Over in Great Britain, now that the Queen's Jubilee is just a soggy memory, the press is all worked up about how Prime Minister David Cameron and his wife left their young daughter "down the pub" after a Sunday outing. They had come in two cars and each group thought she was with the other as they headed home to Number 10.
She was discovered in the restroom and rightly returned.
They've tried to make it a metaphor for how he's handling the country. Others have taken up the class angle, noting the Camerons' poshness, snarking that the middle class routinely leave their kids at the pub, except in the parking lot with a can of pop. All day.
No matter how you see it, upon reading the account, I only felt an immense sense of commiseration. See, even the leader of England has left his kid somewhere, I tell my son.
"Sure Mom, you're in good company", was the general but smirking response.
But I'll never live it down.
Back when the kids were little, we were in the habit of hitting the video store for movies quite regularly. Sometimes they both went with me, other times it would me only my daughter. When the two of them accompanied me, my son's routine was to head straight for the free video games while my daughter and I chose the movie. We'd pay for the video and drag him from the game and make our way the mile or so home.
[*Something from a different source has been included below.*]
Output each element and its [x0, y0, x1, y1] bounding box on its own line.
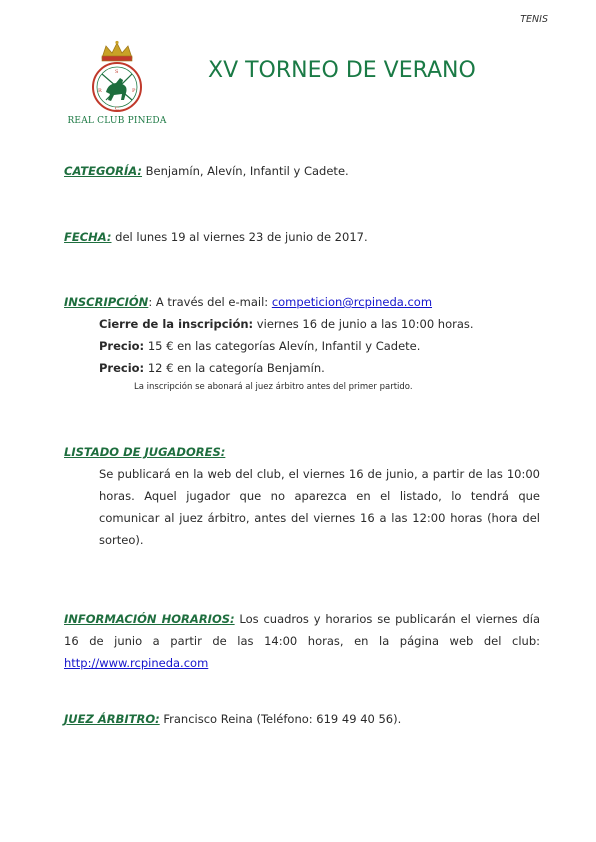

Like those times when you arrive home but can't remember the car trip there, these journeys all blurred together after awhile. One day when we pulled into the driveway coming home I noticed a few huge weeds that had sprung up. My daughter went into the house while I stopped in the garden and started pulling weeds. One weed led to another, and another. Thirty minutes later she came out of the house and asked me where her brother was.
It was the scream heard round the neighborhood. People out and about in their yards and walking their dogs all stared in my direction. It had just dawned on me that I'd left my 7 year-old at the video store.
I've always been the one pushing the bike helmets, the skating pads, the seat belts, the side airbags, etc. I've been told at times I'm "too responsible". I am the older mom who knows I don't get any more chances at children and will do her damnedest to make sure the kids are ok. Over-protective? Perhaps.
So imagine my shame when I have to call Blockbuster in a sweaty panic and ask if my little boy is there, because, yes, I forgot him. I knew I deserved the sneering sound of judgment coming over the phone from the teenage video clerk. I ask them to make sure he stayed put until I returned. But it was a busy evening and they didn't get the chance or bother.
On the mad dash over there I pictured my precious baby stumbling up the busy street crying, wondering why his mother had suddenly abandoned him. All I could think about was his horrible sense of direction, and hope he wasn't wandering the wrong direction and all the scenarios of certain doom playing in my head.
Fortunately I found him right where I left him, playing the video game. Completely oblivious to the fact we had gone home without him.